NASCAR
Erik Jones Was Only Half of the Spectacular Darlington Weekend for Petty GMS
Two months remain in the current season, but the 2023 NASCAR Cup Series cannot start soon enough for some teams. For the likes of RFK Racing and JTG Daugherty Racing, the desire is to put a dismal year behind them. For Petty GMS, the organization cannot wait to see what Erik Jones and Noah Gragson can deliver as teammates.
Erik Jones completed the Darlington weekend by ending a long winless streak
Erik Jones came to Darlington as a second-class citizen in the NASCAR Cup Series. The winless regular season ran his streak of races without driving onto Victory Lane to 109 and denied him one of the 16 berths that will ultimately decide the field for the Championship 4.
He left town with his first victory since late in the 2019 regular season. Ironically, that triumph also came at Darlington. Jones inherited the lead for the final restart after Kyle Busch’s engine blew up, then he pulled away from Denny Hamlin to grind out the final 20 laps and score the win.
It represented the 200th Cup Series win by the No. 43 car. Hall of Famer Richard Petty, who brought Jones to what is now Petty GMS last season, owns 192 of those victories and remains one of the most recognizable figures in American sports with his trademark cowboy hat and sunglasses.
Jones joked in Victory Lane that Petty had promised him a hat if he won.
Erik Jones will have a new teammate at Petty GMS in 2023
Richard Petty Motorsports operated the last several years as a one-car team in the NASCAR Cup Series. That changed in December when Maury Gallagher scrapped plans to launch his own team with Ty Dillon driving. Instead, Gallagher took a controlling stake in RPM, rebranded it, and put Dillon in the No. 42 Chevy while Erik Jones, 26, returned for his second season in the car Petty made famous.
While Jones was competitive in multiple races before his breakthrough Sunday at Darlington, Dillon has been a non-entity and will not return to Petty GMS next season. Instead, Jones’ running mate will be Noah Gragson, a threat to win the Xfinity Series title this fall for JR Motorsports and a part-time Cup Series driver for Kaulig Motorsports.
Gragson is 24 years old and a veteran of 126 Xfinity Series starts. He’s brash and a risk-taker who has already made some enemies, whereas Jones keeps a low profile and has been touted for years as an underappreciated talent.
Together, Jones and Gragson could be both a marketing dream six days a week and a handful for opposing drivers on Sundays. Gallagher’s arrival has pumped money and enthusiasm into the organization. And while Gragson will need to get more races under his belt to become a factor, it’s easy to envision Petty GMS soon challenging for the title of best two-car team in the Cup Series.
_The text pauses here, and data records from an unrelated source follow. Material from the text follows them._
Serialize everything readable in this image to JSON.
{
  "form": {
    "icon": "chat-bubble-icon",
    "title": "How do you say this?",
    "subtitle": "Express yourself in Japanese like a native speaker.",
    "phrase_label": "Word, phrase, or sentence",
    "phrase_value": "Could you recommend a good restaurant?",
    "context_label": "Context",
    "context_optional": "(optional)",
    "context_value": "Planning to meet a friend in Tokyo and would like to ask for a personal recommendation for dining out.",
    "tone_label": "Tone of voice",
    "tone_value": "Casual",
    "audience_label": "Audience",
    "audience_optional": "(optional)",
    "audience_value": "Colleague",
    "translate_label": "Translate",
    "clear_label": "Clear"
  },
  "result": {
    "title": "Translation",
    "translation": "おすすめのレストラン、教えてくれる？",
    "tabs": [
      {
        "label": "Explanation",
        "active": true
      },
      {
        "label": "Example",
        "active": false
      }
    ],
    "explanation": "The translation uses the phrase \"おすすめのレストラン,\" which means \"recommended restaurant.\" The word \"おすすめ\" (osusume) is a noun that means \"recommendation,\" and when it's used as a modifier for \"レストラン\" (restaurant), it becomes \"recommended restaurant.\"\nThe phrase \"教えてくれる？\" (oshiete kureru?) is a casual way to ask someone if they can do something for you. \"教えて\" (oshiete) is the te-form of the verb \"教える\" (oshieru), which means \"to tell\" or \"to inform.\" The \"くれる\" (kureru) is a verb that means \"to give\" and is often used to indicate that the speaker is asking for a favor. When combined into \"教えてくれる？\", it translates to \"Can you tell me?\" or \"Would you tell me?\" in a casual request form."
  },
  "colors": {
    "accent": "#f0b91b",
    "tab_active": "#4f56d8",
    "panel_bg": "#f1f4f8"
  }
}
Noah Gragson began the great weekend at Darlington
He doesn’t officially join his new team until after the current season is complete, but Noah Gragson undoubtedly had the Petty GMS crew rooting for him Saturday at Darlington, and he delivered in a big way.
Gragson led 79 of the first 82 laps in the Xfinity Series race and was competitive throughout. The last two laps became a shootout amongst Sheldon Creed, defending Cup Series champion Kyle Larson, and Gragson. Creed and Larson swapped paint for the last three-quarters of a mile, and Gragson swooped in for the victory in what might have been the best race in any of NASCAR’s three series so far this season.
While Gragson was driving under the JR Motorsports banner, he gave his future team (and prospective sponsors) a taste of what to look for next year.
All stats courtesy of Racing Reference.